Here you will find some practical information on living in Sydney

Before you move to Sydney, it is recommended that you do as much research as possible. Cross Care Migrant Project provides a range of advice for people considering a move abroad. Other useful websites include the Australian Embassy in Dublin and City of Sydney

If you have recently moved to Sydney, you may wish to meet with other Irish citizens who are part of a local organisation or business network that can provide you with general advice, information and guidance. Below is a list of some of the active Irish groups in New South Wales. This list is provided for information purposes only. Please note that the Consulate is not responsible for the content of external websites or activities of groups/societies.

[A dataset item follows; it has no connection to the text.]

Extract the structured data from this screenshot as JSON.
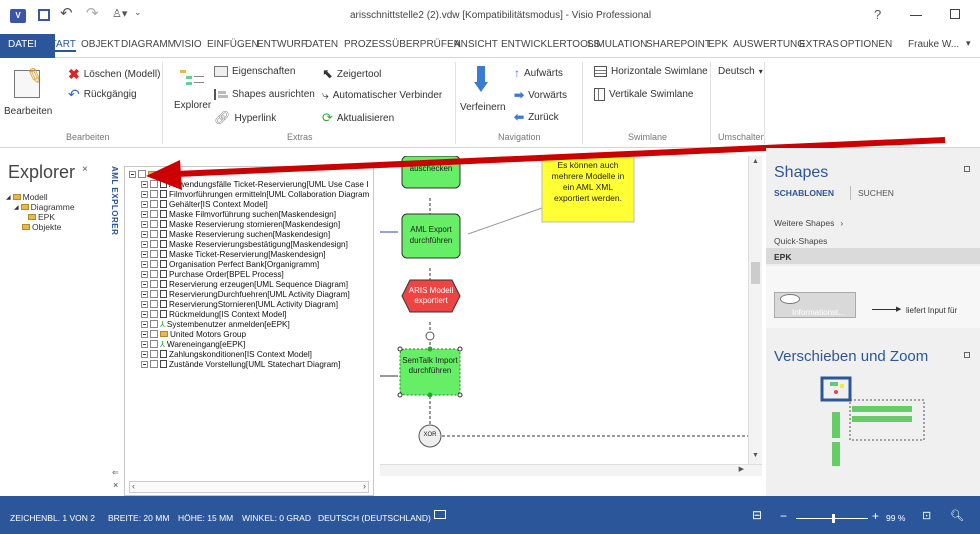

If you wish to add a group to the list, please contact the Consulate.

The Irish Support Agency provides support to anyone in the Irish Australian community who find themselves in circumstances of distress or crisis. There is also the opportunity for those who wish to contribute to the community to volunteer with the ISA.

The Lansdowne Club is a business networking club which organises events on a regular basis for its members. Two of their annual feature events include a St Patrick’s Day lunch, one of the largest in the world, and a golf day, usually held in August.

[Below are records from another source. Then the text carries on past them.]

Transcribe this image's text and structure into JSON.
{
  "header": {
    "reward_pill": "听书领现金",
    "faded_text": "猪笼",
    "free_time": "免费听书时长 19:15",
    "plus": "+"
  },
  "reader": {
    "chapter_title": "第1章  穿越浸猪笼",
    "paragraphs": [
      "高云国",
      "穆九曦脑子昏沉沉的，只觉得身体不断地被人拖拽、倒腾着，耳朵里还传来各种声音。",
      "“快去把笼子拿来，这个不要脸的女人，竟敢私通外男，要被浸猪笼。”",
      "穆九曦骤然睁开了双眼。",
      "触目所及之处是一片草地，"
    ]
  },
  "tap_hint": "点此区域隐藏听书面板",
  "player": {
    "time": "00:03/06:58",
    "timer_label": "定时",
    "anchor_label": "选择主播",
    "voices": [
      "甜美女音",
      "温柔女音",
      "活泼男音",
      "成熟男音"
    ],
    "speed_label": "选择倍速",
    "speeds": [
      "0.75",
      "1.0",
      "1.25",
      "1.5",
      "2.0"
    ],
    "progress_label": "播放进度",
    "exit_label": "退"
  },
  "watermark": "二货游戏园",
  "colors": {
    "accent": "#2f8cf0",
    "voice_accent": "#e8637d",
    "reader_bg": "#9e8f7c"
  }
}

The Irish Australian Chamber of Commerce organise a wide range of business-focussed events throughout the year including the Irish Australian Business Awards. The Chamber also provides a range of support programmes for its members including a mentoring programme and a returning migrants programme.

The Irish Language School Sydney was created to promote and carry out Irish language education in New South Wales. The ILSS organises weekly classes, weekend conversation groups and the annual Scoil Gheimhridh in Sydney.

Sydney Queer Irish was established in 2010 to support the Queer Irish Community in Sydney and New South Wales. Various events are held throughout the year for the LGBTQI community. SQI also participates in the annual Sydney Mardi Gras Parade.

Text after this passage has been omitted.